Ces explications ne lèvent pas le doute sur les intentions de la Confédération. Est-ce à dire qu’il faut abandonner « ce qui a été jadis le fondement de la politique familiale » ? La réponse est pour le moins peu claire : « Il s’agissait d’ouvrir des pistes, de poser des questions, pistes et questions finalement mal retranscrites pour apparaître contradictoires avec les convictions du mouvement. »

Il existe donc bien semble-t-il une réflexion au plus haut niveau des AFC sur l’opportunité de maintenir le principe d’une politique familiale qui ne soit pas sous condition de ressources. L’alternative serait de se lamenter devant le détricotage de la politique familiale ou de « construire une nouvelle politique familiale lisible et comprise, donc à la fois légitime et difficilement “détricotable” ». On ne se plaindra pas de cet effort de recherche pour enrayer le recul de la politique familiale, mais la vie apparemment choisie est-elle la bonne, au prétexte que les fondamentaux “ne passent plus” ?

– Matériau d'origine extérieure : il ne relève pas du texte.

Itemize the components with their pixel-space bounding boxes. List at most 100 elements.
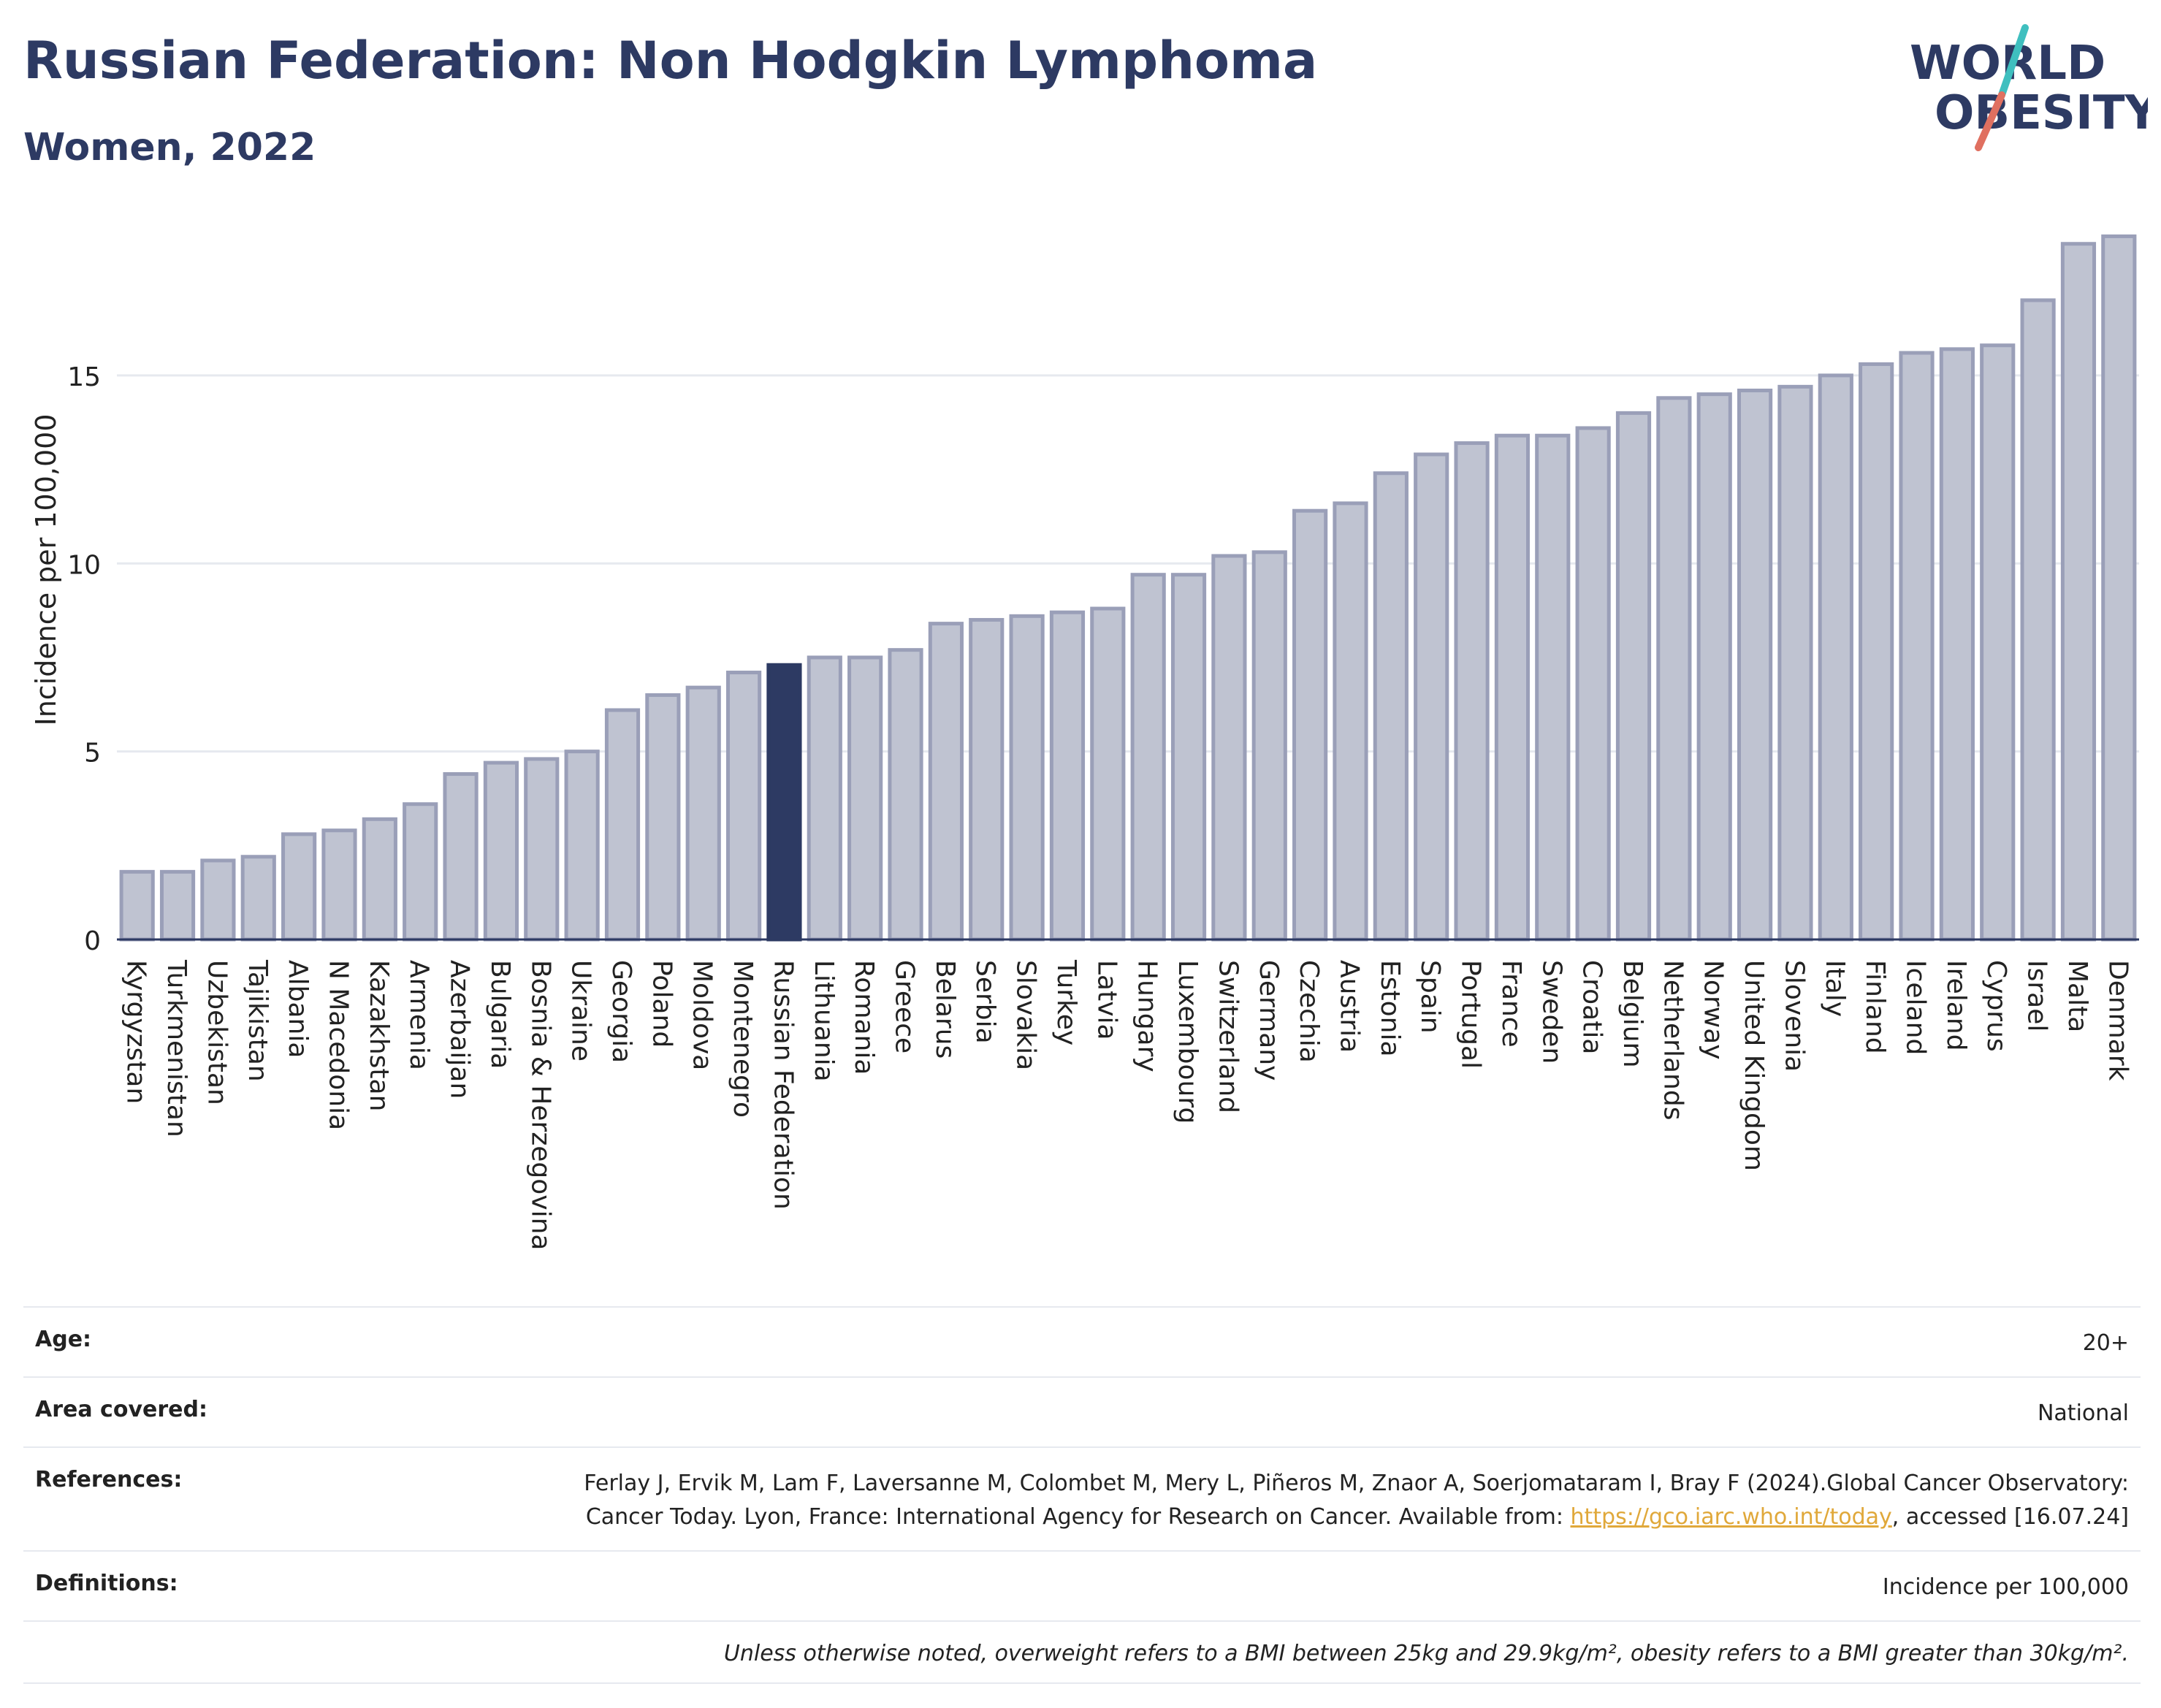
meta-value: 20+ <box>2082 1330 2129 1356</box>
bar-moldova <box>685 685 721 942</box>
bar-serbia <box>969 617 1005 942</box>
x-tick-label: Hungary <box>1132 960 1162 1072</box>
logo-line2: OBESITY <box>1935 86 2148 140</box>
bar-finland <box>1859 362 1894 942</box>
bar-azerbaijan <box>443 772 479 942</box>
x-tick-label: Finland <box>1860 960 1890 1054</box>
x-tick-label: Spain <box>1415 960 1445 1034</box>
meta-label: Area covered: <box>35 1397 207 1422</box>
meta-value: Ferlay J, Ervik M, Lam F, Laversanne M, … <box>584 1471 2129 1530</box>
x-tick-label: Kazakhstan <box>364 960 394 1111</box>
x-tick-label: Slovakia <box>1011 960 1041 1070</box>
x-tick-label: Sweden <box>1536 960 1566 1064</box>
logo-slash-coral <box>1975 91 2005 151</box>
bar-romania <box>847 655 883 942</box>
x-tick-label: Iceland <box>1901 960 1931 1055</box>
bar-spain <box>1414 452 1449 942</box>
x-tick-label: Poland <box>647 960 676 1048</box>
bar-united-kingdom <box>1737 388 1773 942</box>
meta-label: Age: <box>35 1327 92 1352</box>
x-tick-label: Luxembourg <box>1173 960 1203 1124</box>
x-tick-label: Lithuania <box>809 960 839 1082</box>
bar-belarus <box>928 622 964 942</box>
bar-turkey <box>1049 610 1086 942</box>
x-tick-labels: Kyrgyzstan Turkmenistan Uzbekistan Tajikist… <box>121 959 2133 1250</box>
x-tick-label: Slovenia <box>1779 960 1809 1072</box>
x-tick-label: Belarus <box>930 960 960 1059</box>
meta-value: National <box>2037 1400 2129 1426</box>
bar-norway <box>1696 392 1732 942</box>
x-tick-label: Switzerland <box>1213 960 1243 1113</box>
bar-albania <box>281 832 317 942</box>
bar-portugal <box>1454 441 1490 942</box>
x-tick-label: Italy <box>1820 960 1850 1017</box>
bar-luxembourg <box>1170 573 1207 942</box>
bar-czechia <box>1292 508 1328 942</box>
bar-cyprus <box>1980 343 2016 942</box>
x-tick-label: Germany <box>1254 960 1284 1080</box>
x-tick-label: Armenia <box>404 960 434 1070</box>
bar-ukraine <box>564 750 600 942</box>
bars <box>119 234 2137 942</box>
bar-switzerland <box>1211 554 1247 942</box>
x-tick-label: Georgia <box>606 960 636 1063</box>
x-tick-label: Romania <box>849 960 879 1075</box>
bar-chart: 0 5 10 15 Kyrgyzstan Turkmenistan Uzbekistan T… <box>30 234 2139 1250</box>
x-tick-label: Cyprus <box>1981 960 2011 1052</box>
bar-turkmenistan <box>159 869 196 942</box>
x-tick-label: United Kingdom <box>1739 960 1769 1171</box>
x-tick-label: Malta <box>2062 960 2092 1032</box>
world-obesity-logo: WORLD OBESITY <box>1910 24 2148 151</box>
x-tick-label: Ukraine <box>566 960 596 1061</box>
bar-israel <box>2020 298 2056 942</box>
bar-denmark <box>2101 234 2137 942</box>
bar-kazakhstan <box>362 817 397 942</box>
bar-hungary <box>1130 573 1166 942</box>
meta-label: Definitions: <box>35 1571 178 1596</box>
bar-belgium <box>1615 411 1652 942</box>
bar-montenegro <box>725 671 762 942</box>
bar-italy <box>1818 373 1853 942</box>
logo-slash-teal <box>1998 24 2029 99</box>
meta-row: Area covered: National <box>23 1376 2141 1446</box>
x-tick-label: Uzbekistan <box>202 960 232 1105</box>
bar-ireland <box>1939 347 1975 942</box>
x-tick-label: Serbia <box>970 960 1000 1044</box>
y-tick-label: 0 <box>84 926 101 956</box>
x-tick-label: Norway <box>1699 960 1729 1060</box>
bar-germany <box>1251 550 1287 942</box>
x-tick-label: Estonia <box>1375 960 1405 1057</box>
bar-latvia <box>1090 606 1126 942</box>
x-tick-label: Netherlands <box>1658 960 1688 1120</box>
x-tick-label: Israel <box>2022 960 2052 1032</box>
x-tick-label: Turkmenistan <box>161 959 191 1137</box>
bar-netherlands <box>1656 396 1692 942</box>
bar-poland <box>645 693 681 942</box>
x-tick-label: Albania <box>283 960 313 1058</box>
meta-value: Incidence per 100,000 <box>1882 1574 2129 1600</box>
bar-slovenia <box>1777 384 1813 942</box>
bar-bosnia-herzegovina <box>524 757 560 942</box>
y-tick-label: 10 <box>67 550 101 580</box>
bar-slovakia <box>1009 614 1045 942</box>
reference-link[interactable]: https://gco.iarc.who.int/today <box>1570 1504 1892 1530</box>
x-tick-label: Belgium <box>1617 960 1647 1068</box>
bar-iceland <box>1899 351 1935 942</box>
meta-row: Definitions: Incidence per 100,000 <box>23 1550 2141 1620</box>
bar-greece <box>888 648 923 942</box>
bar-austria <box>1333 501 1368 942</box>
x-tick-label: France <box>1496 960 1526 1048</box>
bar-tajikistan <box>240 855 276 942</box>
bmi-definition-note: Unless otherwise noted, overweight refer… <box>23 1620 2141 1684</box>
x-tick-label: Moldova <box>687 960 717 1070</box>
bar-russian-federation <box>766 663 802 942</box>
x-tick-label: Greece <box>890 960 920 1053</box>
x-tick-label: Bulgaria <box>485 960 515 1069</box>
x-tick-label: Portugal <box>1456 960 1486 1069</box>
y-tick-labels: 0 5 10 15 <box>67 362 101 956</box>
bar-sweden <box>1535 433 1571 942</box>
x-tick-label: Denmark <box>2103 960 2133 1081</box>
bar-armenia <box>403 802 438 942</box>
bar-france <box>1494 433 1531 942</box>
bar-croatia <box>1575 426 1611 942</box>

Que la Confédération souhaite ouvrir un débat — stratégique — sur l’opportunité d’aligner ou de subordonner ce qui reste de la politique familiale à l’ensemble de la politique sociale peut s’envisager, même si l’on ne partage pas ce point de vue. Que dans le même temps, les critiques de ce changement stratégique soient assimilées à des tentatives de « déstabilisation » est plus surprenant. Un débat sur une question aussi importante ne peut-être que contradictoire. Peut-on à la fois ouvrir le débat (“ouvrir des pistes, poser des questions”) sur le principe central d’une politique familiale et dans le même temps refuser la contradiction ? Nous ne pouvons pas l’imaginer. S’il y a débat, débattons.


Garde d’enfant : les projets du gouvernement

Pour que la République ne soit plus la république des droits virtuels mais des droits réels, Nicolas Sarkozy avait promis dans sa campagne un droit opposable à la garde d’enfants. En visitant la crèche interentreprises de L'Oréal à Clichy (Hauts-de-Seine), Xavier Bertrand, ministre du Travail, et Nadine Morano, secrétaire d'État à la famille, ont annoncé, vendredi 17 avril, que ce droit serait mis en oeuvre en 2012.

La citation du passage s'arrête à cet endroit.